1. The problem statement, all variables and given/known data
Calculate the residue of sinz/z^4

2. Relevant equations
The residue for a pole of order m at 0 is given my:
lim z->0 [1/(m-1)!dm-1/dzm-1[(zmf(z)]]

3. The attempt at a solution
Clearly the pole has order 3:
So we get:
Re(0) = limz->0[1/2d2/dz2[sinz/z]]
I get that the only term in the limit that doesn't go to zero is:
Re(0) = limz->0[-1/2sinz/z] = -1/2
But I should get -1/3!
Apparantly something goes wrong somewhere as I should get a tree from differentiation. Can anyone see where that is? :S

2. May 23, 2012

### Office_Shredder

Staff Emeritus
You didn't take the second derivative of sin(z)/z correctly

3. May 23, 2012

### zezima1

hmm I thought I might have done something wrong there. Let's go over it:

(sinz/z)'' = (cosz/z-sinz/z2)' = -sinz/z - 2cosz/z2+3sinz/z3

Now as we let z->0 the only term that survives is sinz/z which ->-1. Where is my mistake?

4. May 23, 2012

### scurty

Your last term should be $\frac{2 \sin{(z)}}{z^3}$. Go through that derivative again to find your mistake.

Also, the other terms do approach values, they don't "disappear." Use l'Hospital's Rule.

5. May 23, 2012

### aaaa202

okay yes I see what I did wrong now.
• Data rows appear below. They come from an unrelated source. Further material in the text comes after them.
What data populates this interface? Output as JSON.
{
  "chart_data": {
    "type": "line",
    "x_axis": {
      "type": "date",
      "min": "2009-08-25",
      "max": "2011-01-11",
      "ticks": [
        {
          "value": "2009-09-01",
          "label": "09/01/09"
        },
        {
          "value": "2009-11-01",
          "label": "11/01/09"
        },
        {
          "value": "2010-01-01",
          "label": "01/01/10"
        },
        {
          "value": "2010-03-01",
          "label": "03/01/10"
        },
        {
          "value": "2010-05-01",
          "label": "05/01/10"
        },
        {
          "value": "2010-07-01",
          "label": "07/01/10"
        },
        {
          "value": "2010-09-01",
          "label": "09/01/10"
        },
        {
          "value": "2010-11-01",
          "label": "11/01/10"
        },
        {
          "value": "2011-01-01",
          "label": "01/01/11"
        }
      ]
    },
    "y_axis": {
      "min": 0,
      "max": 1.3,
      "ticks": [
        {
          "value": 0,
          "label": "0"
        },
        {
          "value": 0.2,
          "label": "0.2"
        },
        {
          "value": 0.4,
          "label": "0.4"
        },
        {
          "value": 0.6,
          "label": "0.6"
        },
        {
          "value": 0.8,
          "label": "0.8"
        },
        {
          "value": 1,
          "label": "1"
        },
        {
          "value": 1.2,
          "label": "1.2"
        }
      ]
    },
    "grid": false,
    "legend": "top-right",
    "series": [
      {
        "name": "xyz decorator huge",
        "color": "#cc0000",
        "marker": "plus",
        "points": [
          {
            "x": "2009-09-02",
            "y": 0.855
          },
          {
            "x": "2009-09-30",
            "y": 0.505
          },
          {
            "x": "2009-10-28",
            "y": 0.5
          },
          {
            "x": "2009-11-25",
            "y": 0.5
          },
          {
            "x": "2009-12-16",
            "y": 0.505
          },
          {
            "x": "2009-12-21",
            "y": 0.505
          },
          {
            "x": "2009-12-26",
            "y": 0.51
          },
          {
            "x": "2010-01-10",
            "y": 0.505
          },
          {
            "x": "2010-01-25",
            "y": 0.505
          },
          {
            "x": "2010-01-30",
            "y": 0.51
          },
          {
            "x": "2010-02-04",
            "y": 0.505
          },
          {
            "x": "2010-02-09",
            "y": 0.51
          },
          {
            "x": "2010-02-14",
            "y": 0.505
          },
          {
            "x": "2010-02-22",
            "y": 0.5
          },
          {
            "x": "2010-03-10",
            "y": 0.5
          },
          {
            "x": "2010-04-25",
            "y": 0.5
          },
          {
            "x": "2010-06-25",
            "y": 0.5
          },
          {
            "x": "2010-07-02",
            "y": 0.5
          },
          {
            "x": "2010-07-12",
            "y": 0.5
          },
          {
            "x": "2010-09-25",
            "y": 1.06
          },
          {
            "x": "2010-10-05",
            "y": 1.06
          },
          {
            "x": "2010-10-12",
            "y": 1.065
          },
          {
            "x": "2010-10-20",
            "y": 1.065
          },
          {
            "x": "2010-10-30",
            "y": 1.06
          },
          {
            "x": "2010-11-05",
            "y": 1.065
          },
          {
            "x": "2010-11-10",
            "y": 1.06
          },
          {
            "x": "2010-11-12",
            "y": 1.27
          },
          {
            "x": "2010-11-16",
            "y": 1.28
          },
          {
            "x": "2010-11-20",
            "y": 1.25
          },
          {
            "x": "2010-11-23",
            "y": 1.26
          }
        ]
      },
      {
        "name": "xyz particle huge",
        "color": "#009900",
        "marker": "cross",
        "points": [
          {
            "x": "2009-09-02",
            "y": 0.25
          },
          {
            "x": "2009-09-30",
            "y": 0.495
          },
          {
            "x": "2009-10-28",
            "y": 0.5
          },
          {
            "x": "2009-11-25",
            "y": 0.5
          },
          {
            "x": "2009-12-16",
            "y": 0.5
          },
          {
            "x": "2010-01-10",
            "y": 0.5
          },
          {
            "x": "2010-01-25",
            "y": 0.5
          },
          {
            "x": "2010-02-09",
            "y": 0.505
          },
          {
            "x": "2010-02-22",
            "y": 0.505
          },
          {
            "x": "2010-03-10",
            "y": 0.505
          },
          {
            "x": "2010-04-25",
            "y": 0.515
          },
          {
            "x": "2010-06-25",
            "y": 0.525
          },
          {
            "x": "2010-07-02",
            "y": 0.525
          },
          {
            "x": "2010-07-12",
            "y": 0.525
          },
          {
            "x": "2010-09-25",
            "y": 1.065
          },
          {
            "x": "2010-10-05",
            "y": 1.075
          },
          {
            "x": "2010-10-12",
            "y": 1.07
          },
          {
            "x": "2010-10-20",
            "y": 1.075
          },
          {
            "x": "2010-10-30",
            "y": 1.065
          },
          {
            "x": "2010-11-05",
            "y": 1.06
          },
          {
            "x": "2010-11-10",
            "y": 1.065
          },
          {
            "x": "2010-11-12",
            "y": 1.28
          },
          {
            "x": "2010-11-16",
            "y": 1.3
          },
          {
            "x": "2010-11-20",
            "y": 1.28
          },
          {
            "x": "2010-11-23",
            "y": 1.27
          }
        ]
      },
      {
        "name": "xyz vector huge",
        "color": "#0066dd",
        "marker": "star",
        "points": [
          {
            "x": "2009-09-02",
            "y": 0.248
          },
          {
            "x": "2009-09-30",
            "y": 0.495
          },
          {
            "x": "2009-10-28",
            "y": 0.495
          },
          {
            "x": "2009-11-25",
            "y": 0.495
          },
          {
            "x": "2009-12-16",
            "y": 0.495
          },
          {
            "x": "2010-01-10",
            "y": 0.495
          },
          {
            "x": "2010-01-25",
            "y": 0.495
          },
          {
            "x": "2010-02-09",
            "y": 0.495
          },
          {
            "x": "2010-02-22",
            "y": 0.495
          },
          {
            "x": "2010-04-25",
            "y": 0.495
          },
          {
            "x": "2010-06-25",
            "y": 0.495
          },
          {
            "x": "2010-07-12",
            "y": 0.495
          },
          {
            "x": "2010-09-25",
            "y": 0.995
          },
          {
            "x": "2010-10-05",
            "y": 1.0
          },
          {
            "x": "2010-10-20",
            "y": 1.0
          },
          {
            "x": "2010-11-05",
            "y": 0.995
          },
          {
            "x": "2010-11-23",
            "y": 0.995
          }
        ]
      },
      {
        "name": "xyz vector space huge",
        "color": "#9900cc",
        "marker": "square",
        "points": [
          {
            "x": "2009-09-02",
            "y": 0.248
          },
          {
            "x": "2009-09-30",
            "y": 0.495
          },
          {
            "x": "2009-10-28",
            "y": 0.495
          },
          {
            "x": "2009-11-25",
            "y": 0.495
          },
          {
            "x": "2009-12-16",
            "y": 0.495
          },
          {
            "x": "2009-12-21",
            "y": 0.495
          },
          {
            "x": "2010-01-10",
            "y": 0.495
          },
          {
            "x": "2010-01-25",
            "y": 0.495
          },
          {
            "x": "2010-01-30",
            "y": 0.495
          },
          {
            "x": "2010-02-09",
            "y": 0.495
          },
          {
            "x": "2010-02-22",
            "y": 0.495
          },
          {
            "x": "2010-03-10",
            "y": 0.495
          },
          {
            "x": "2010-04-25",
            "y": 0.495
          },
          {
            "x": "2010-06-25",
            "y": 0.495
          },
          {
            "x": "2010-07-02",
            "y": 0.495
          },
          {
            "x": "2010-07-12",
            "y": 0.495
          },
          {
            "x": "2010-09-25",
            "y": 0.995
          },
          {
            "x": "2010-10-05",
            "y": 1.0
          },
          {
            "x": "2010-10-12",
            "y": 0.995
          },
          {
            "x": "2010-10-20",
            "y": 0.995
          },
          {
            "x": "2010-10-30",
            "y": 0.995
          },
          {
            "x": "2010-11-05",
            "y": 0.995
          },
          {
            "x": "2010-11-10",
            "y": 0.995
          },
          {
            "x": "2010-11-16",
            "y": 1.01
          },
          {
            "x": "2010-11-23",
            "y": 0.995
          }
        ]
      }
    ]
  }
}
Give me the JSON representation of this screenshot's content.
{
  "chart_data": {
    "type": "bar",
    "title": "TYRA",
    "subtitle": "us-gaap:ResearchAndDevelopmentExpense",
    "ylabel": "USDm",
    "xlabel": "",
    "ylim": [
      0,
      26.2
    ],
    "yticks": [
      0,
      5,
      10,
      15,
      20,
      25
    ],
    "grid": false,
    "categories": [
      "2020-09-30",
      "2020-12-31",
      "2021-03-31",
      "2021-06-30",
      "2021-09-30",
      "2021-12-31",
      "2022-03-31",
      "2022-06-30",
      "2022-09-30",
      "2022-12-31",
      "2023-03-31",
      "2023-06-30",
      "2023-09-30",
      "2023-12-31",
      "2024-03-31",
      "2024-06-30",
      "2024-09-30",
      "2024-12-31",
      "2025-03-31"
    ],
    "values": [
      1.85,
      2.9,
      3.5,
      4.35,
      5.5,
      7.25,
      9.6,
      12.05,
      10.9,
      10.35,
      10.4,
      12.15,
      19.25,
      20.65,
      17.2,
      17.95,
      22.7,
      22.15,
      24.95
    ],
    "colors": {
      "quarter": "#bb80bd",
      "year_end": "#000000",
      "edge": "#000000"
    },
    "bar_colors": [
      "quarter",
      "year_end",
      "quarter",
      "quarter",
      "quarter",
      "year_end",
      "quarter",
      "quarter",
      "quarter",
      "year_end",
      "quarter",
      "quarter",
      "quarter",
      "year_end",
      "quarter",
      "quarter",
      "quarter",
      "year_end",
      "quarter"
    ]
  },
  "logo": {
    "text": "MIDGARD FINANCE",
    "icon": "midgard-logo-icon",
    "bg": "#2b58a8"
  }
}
I accidently took the terms involving z of a higher order than one to go to zero when they really diverge.

6. May 23, 2012

### scurty

Well, no, they don't diverge. They converge to specific points (like I said, use l'Hospital's Rule). Also, you didn't take the second derivative properly which would yield bad results as well.

7. May 23, 2012

### HallsofIvy

Are you required to use that formula? Often the simplest way to find the residue of a function, at a given value of z, is to use the fact that the residue is the coefficient of $z^{-1}$ in the Laurent series for f(z) about the given value.

Here, we can start with the Taylor's series for sin(z): $z- (1/6)z^3+ \cdot\cdot\cdot$ so that
$$\frac{sin(z)}{z^4}= \frac{1}{z^3}- \frac{1}{6z}+ \cdot\cdot\cdot$$
so that the residue is, as you say, -1/6.